L’idée, ou l’occasion, ne s’offrit pas tout de suite. D’abord, le jeune artiste cherche sa voie, — sans douleur. Deux ou trois compositions vaguement historiques, quelques portraits curieusement « cherchés, » exposés au Salon ou à l’Académie de Londres, l’avaient fait remarquer. Déjà il s’essayait comme décorateur.
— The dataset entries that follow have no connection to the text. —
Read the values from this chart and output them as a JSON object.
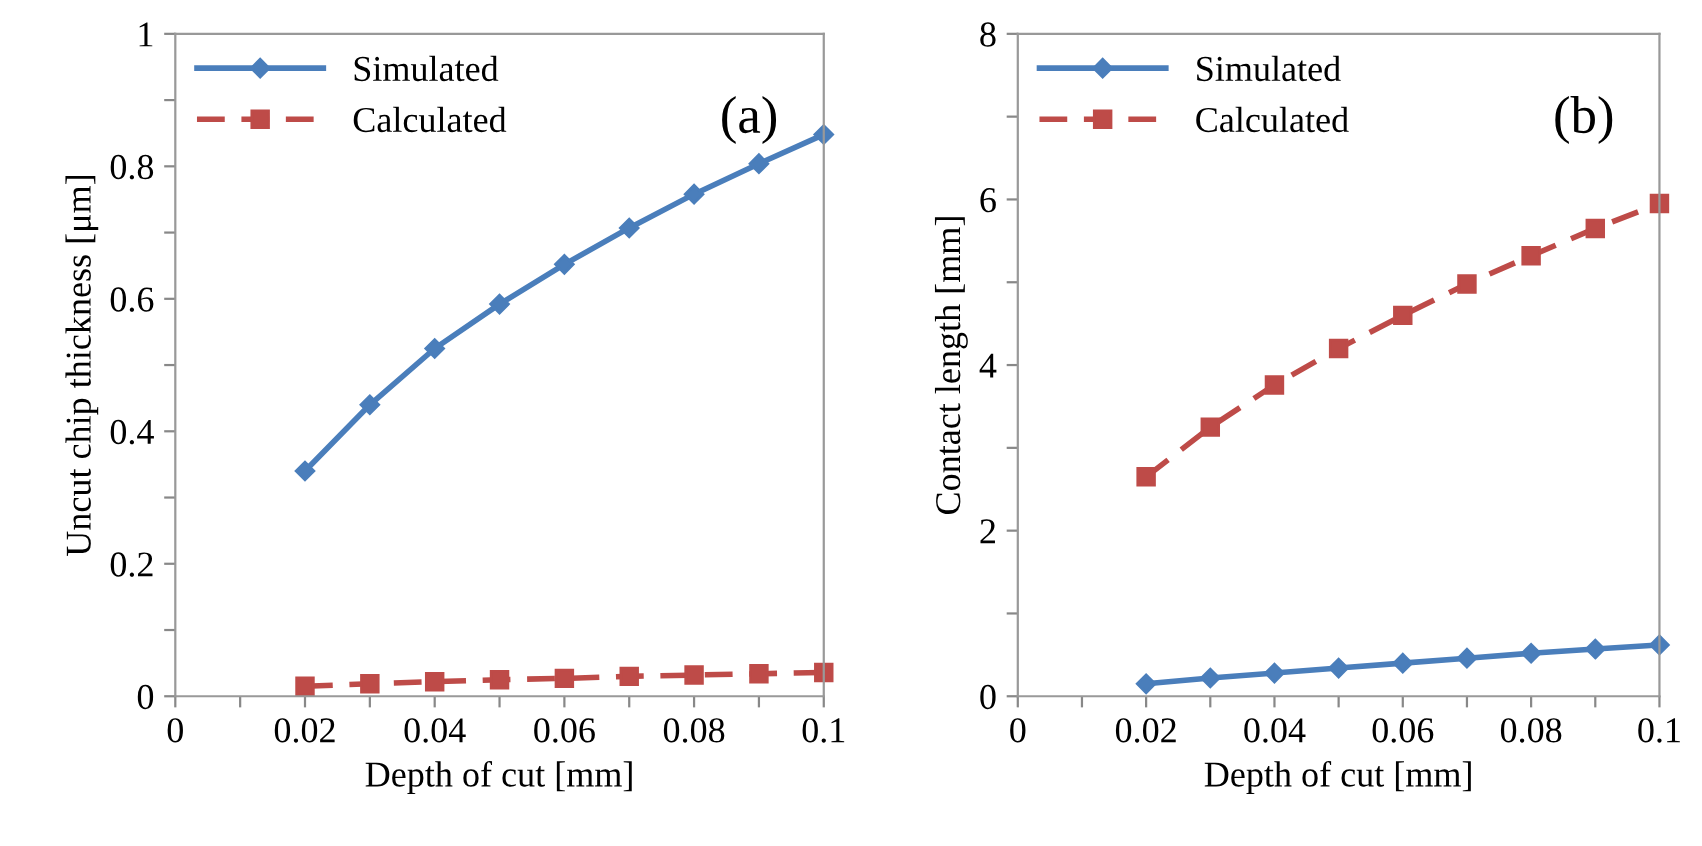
{
  "chart_data": [
    {
      "type": "line",
      "xlabel": "Depth of cut [mm]",
      "ylabel": "Uncut chip thickness [μm]",
      "annotations": [
        "(a)"
      ],
      "x": [
        0.02,
        0.03,
        0.04,
        0.05,
        0.06,
        0.07,
        0.08,
        0.09,
        0.1
      ],
      "series": [
        {
          "name": "Simulated",
          "color": "#4a7ebb",
          "marker": "diamond",
          "line_style": "solid",
          "values": [
            0.34,
            0.44,
            0.525,
            0.592,
            0.652,
            0.707,
            0.758,
            0.804,
            0.848
          ]
        },
        {
          "name": "Calculated",
          "color": "#be4b48",
          "marker": "square",
          "line_style": "dashed",
          "values": [
            0.015,
            0.019,
            0.022,
            0.025,
            0.027,
            0.03,
            0.032,
            0.034,
            0.036
          ]
        }
      ],
      "xlim": [
        0,
        0.1
      ],
      "ylim": [
        0,
        1
      ],
      "xticks": [
        0,
        {
          "value": 0.01,
          "label": null
        },
        0.02,
        {
          "value": 0.03,
          "label": null
        },
        0.04,
        {
          "value": 0.05,
          "label": null
        },
        0.06,
        {
          "value": 0.07,
          "label": null
        },
        0.08,
        {
          "value": 0.09,
          "label": null
        },
        0.1
      ],
      "yticks": [
        0,
        {
          "value": 0.1,
          "label": null
        },
        0.2,
        {
          "value": 0.3,
          "label": null
        },
        0.4,
        {
          "value": 0.5,
          "label": null
        },
        0.6,
        {
          "value": 0.7,
          "label": null
        },
        0.8,
        {
          "value": 0.9,
          "label": null
        },
        1
      ],
      "grid": false,
      "legend": "top left"
    },
    {
      "type": "line",
      "xlabel": "Depth of cut [mm]",
      "ylabel": "Contact length [mm]",
      "annotations": [
        "(b)"
      ],
      "x": [
        0.02,
        0.03,
        0.04,
        0.05,
        0.06,
        0.07,
        0.08,
        0.09,
        0.1
      ],
      "series": [
        {
          "name": "Simulated",
          "color": "#4a7ebb",
          "marker": "diamond",
          "line_style": "solid",
          "values": [
            0.15,
            0.22,
            0.28,
            0.34,
            0.4,
            0.46,
            0.52,
            0.57,
            0.62
          ]
        },
        {
          "name": "Calculated",
          "color": "#be4b48",
          "marker": "square",
          "line_style": "dashed",
          "values": [
            2.65,
            3.25,
            3.76,
            4.2,
            4.6,
            4.98,
            5.32,
            5.65,
            5.95
          ]
        }
      ],
      "xlim": [
        0,
        0.1
      ],
      "ylim": [
        0,
        8
      ],
      "xticks": [
        0,
        {
          "value": 0.01,
          "label": null
        },
        0.02,
        {
          "value": 0.03,
          "label": null
        },
        0.04,
        {
          "value": 0.05,
          "label": null
        },
        0.06,
        {
          "value": 0.07,
          "label": null
        },
        0.08,
        {
          "value": 0.09,
          "label": null
        },
        0.1
      ],
      "yticks": [
        0,
        {
          "value": 1,
          "label": null
        },
        2,
        {
          "value": 3,
          "label": null
        },
        4,
        {
          "value": 5,
          "label": null
        },
        6,
        {
          "value": 7,
          "label": null
        },
        8
      ],
      "grid": false,
      "legend": "top left"
    }
  ]
}
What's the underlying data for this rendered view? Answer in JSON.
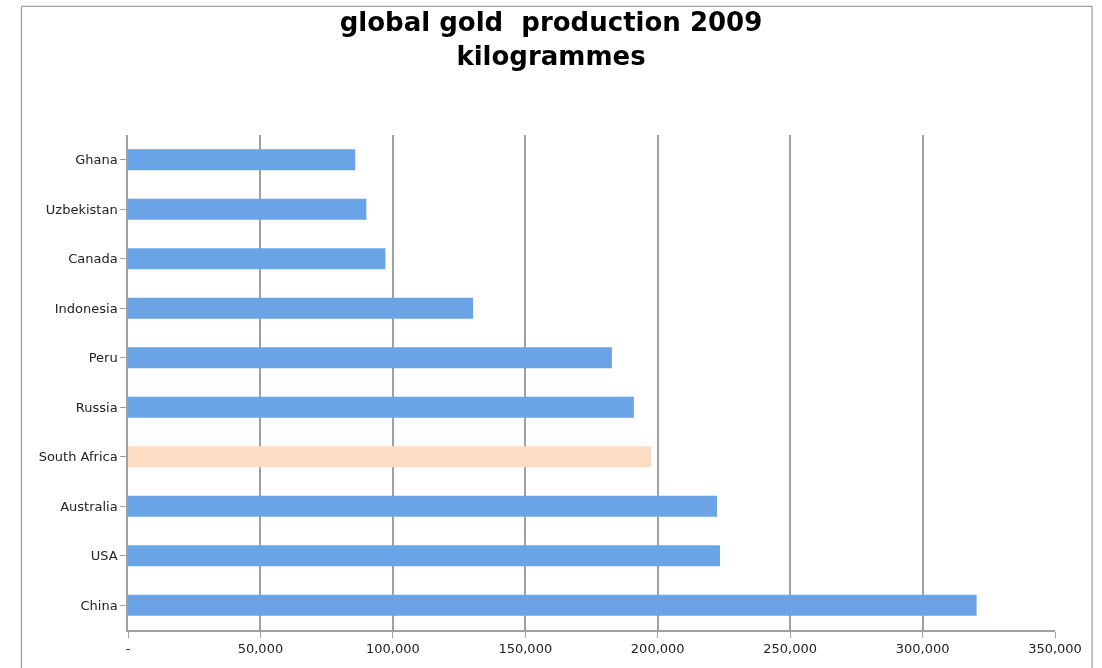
{
  "chart_data": {
    "type": "bar",
    "orientation": "horizontal",
    "title": "global gold  production 2009\nkilogrammes",
    "categories": [
      "Ghana",
      "Uzbekistan",
      "Canada",
      "Indonesia",
      "Peru",
      "Russia",
      "South Africa",
      "Australia",
      "USA",
      "China"
    ],
    "values": [
      85800,
      90000,
      97200,
      130300,
      182700,
      191000,
      197500,
      222400,
      223500,
      320400
    ],
    "colors": [
      "#6aa3e6",
      "#6aa3e6",
      "#6aa3e6",
      "#6aa3e6",
      "#6aa3e6",
      "#6aa3e6",
      "#fcdcc2",
      "#6aa3e6",
      "#6aa3e6",
      "#6aa3e6"
    ],
    "xlim": [
      0,
      350000
    ],
    "xticks": [
      {
        "value": 0,
        "label": "-"
      },
      {
        "value": 50000,
        "label": "50,000"
      },
      {
        "value": 100000,
        "label": "100,000"
      },
      {
        "value": 150000,
        "label": "150,000"
      },
      {
        "value": 200000,
        "label": "200,000"
      },
      {
        "value": 250000,
        "label": "250,000"
      },
      {
        "value": 300000,
        "label": "300,000"
      },
      {
        "value": 350000,
        "label": "350,000"
      }
    ],
    "grid": "x",
    "legend": false
  }
}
Il avait décoré (gratuitement, je crois) l’église d’une petite paroisse du Yorkshire ; un fragment de cet ouvrage, l’esquisse d’une Samaritaine, d’un style mélangé de Watts et de van Dyck, a paru à l’exposition du Pavillon de Marsan. On y trouvait encore divers projets de peintures intimes et domestiques, pour le parlour ou le music-room d’une maison anglaise. L’auteur tentait aussi de se faire jour en France. L’Etat était en pleine fièvre de réorganisation scolaire. On répétait partout que le vainqueur de Sedan, c’était l’instituteur allemand. On chantait :


Un peuple est grand quand il sait lire,
Quand il sait lire un peuple est grand.


On construisait école sur école, lycée après lycée. Et on décorait tout cela de peintures laïques, claires et pédagogiques. La Ville de Paris ouvrait chaque fois des concours. Le peintre concourait toujours, et ne remportait jamais le prix. Un jour, la chance lui sourit : il obtint le vestibule de l’Ecole de Pharmacie.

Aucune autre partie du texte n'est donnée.